AutoRL attempts to solve for this in two phases: reward search and neural network architecture search. During the first stage, it trains agents concurrently over several generations, each with slightly different reward functions. At the end of the phase, the reward that leads the agent to its destination most often is selected. The neural network architecture search phase is a repetition of the first phase, essentially, but using the selected reward to tune the network and optimizing for the cumulative reward.
The process isn’t particularly efficient — AutoRL training over ten generations of 100 agents requires five billion samples, or 32 years’ worth of training. But importantly, it’s automated. The models don’t experience catastrophic forgetting, and the resulting policies are “higher quality” compared to prior art (up to 26 percent better in navigation tasks). They’re even robust enough to guide robots through unstructured environments — i.e., environments they’ve never seen before.
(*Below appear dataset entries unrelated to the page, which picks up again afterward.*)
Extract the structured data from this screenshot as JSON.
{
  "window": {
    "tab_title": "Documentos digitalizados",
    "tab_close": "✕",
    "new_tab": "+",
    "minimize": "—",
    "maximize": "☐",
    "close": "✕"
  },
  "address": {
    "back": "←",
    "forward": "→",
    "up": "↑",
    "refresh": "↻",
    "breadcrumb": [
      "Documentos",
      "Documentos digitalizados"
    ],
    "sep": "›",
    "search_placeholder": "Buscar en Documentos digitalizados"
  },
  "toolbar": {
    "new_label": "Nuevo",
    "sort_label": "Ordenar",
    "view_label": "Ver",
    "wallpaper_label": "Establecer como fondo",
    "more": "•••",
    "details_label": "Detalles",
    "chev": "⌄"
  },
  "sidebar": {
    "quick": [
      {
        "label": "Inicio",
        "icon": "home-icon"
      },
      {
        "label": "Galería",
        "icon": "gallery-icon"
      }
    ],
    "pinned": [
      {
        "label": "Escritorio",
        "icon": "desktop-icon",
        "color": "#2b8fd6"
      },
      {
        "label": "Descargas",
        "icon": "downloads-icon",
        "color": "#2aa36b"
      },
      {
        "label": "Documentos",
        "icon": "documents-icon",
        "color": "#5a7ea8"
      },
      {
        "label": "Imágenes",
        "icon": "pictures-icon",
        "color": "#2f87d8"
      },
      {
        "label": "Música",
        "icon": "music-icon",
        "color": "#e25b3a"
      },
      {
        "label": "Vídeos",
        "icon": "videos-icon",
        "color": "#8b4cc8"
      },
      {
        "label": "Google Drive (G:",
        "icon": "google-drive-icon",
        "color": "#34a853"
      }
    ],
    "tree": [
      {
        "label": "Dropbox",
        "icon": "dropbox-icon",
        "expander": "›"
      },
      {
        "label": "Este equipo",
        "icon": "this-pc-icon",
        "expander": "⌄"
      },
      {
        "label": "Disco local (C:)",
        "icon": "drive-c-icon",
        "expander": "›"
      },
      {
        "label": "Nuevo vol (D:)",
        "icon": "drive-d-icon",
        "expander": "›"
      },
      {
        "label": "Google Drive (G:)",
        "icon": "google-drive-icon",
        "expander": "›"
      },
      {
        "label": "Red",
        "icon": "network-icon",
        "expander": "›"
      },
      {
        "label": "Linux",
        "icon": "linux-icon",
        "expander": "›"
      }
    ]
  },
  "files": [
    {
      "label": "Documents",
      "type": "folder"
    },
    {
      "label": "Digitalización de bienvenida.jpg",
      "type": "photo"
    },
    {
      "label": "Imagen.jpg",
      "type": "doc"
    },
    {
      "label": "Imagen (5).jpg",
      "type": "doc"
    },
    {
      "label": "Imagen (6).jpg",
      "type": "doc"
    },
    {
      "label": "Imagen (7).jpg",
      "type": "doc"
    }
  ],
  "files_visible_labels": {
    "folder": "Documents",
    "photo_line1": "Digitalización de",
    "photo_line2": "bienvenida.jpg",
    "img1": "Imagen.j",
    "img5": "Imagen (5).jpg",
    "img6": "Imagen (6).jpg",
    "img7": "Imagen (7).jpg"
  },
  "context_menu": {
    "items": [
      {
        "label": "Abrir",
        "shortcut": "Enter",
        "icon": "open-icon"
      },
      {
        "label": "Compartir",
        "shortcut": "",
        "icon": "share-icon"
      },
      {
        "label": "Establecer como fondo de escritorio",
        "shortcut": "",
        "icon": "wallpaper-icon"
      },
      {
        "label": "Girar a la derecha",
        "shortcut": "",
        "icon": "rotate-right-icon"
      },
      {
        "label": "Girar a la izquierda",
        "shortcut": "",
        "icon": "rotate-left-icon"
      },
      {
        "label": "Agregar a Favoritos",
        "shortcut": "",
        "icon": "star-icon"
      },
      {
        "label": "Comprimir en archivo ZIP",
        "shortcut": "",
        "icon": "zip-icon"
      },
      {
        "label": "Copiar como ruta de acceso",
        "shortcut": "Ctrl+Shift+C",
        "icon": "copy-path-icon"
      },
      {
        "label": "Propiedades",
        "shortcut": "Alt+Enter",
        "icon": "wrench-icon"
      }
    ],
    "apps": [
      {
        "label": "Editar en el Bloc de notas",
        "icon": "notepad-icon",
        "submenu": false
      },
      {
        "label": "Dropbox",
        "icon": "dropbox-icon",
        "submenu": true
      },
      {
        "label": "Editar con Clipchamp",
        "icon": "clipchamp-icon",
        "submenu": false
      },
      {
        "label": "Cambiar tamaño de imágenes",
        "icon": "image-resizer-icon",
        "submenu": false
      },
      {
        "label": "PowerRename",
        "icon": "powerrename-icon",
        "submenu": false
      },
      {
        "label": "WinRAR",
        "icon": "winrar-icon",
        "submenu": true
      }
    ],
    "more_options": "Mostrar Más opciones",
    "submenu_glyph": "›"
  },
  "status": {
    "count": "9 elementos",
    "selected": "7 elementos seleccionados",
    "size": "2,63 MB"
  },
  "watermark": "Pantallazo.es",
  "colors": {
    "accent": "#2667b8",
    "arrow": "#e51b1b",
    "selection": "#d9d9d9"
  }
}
The policies AutoRL produces are great for local navigation, but what about long-range navigation? That’s where probabilistic roadmaps come in. They’re a subcategory of sampling-based planners (which approximate robot motions) that sample robot poses and connect them with “feasible transitions,” creating roadmaps tuned to the unique abilities and geometry of a robot. Combined with hand-tuned RL-based, AutoRL-tuned local planners, they can be used to train robots once locally and subsequently adapted to different environments.
“First, for each robot, we train a local planner policy in a generic simulated training environment,” Faust and Francis explained. “Next, we build a PRM with respect to that policy, called a PRM-RL, over a floor plan for the deployment environment. The same floor plan can be used for any robot we wish to deploy in the building in a one time per robot+environment setup.”
The newest iteration of PRM-RL takes things a step further by replacing the hand-tuned models with AutoRL-trained local planners, which improves long-range navigation. Additionally, it adds simultaneous localization and mapping (SLAM) maps as a source for building the aforementioned roadmaps.
To evaluate PRM-RL, researchers at Google built a roadmap using floor maps of offices up to 200 times larger than the training environments, and accepted edges with at least 90 percent success over 20 trials. Compared to other methods over distances of 100 meters, PRM-RL had 2 to 3 times the rate of success over baseline. And in real-world tests with multiple robots and real building sites, the machines were “very robust” — except near cluttered areas off the edge of the map.
“We can achieve this by development of easy-to-adapt robotic autonomy, including methods that can be deployed in new environments using information that is already available,” Faust and Francis wrote. “This is done by automating the learning of basic, short-range navigation behaviors with AutoRL and using these learned policies in conjunction with SLAM maps to build roadmaps … The result is a policy that once trained can be used across different environments and can produce a roadmap custom-tailored to the particular robot.”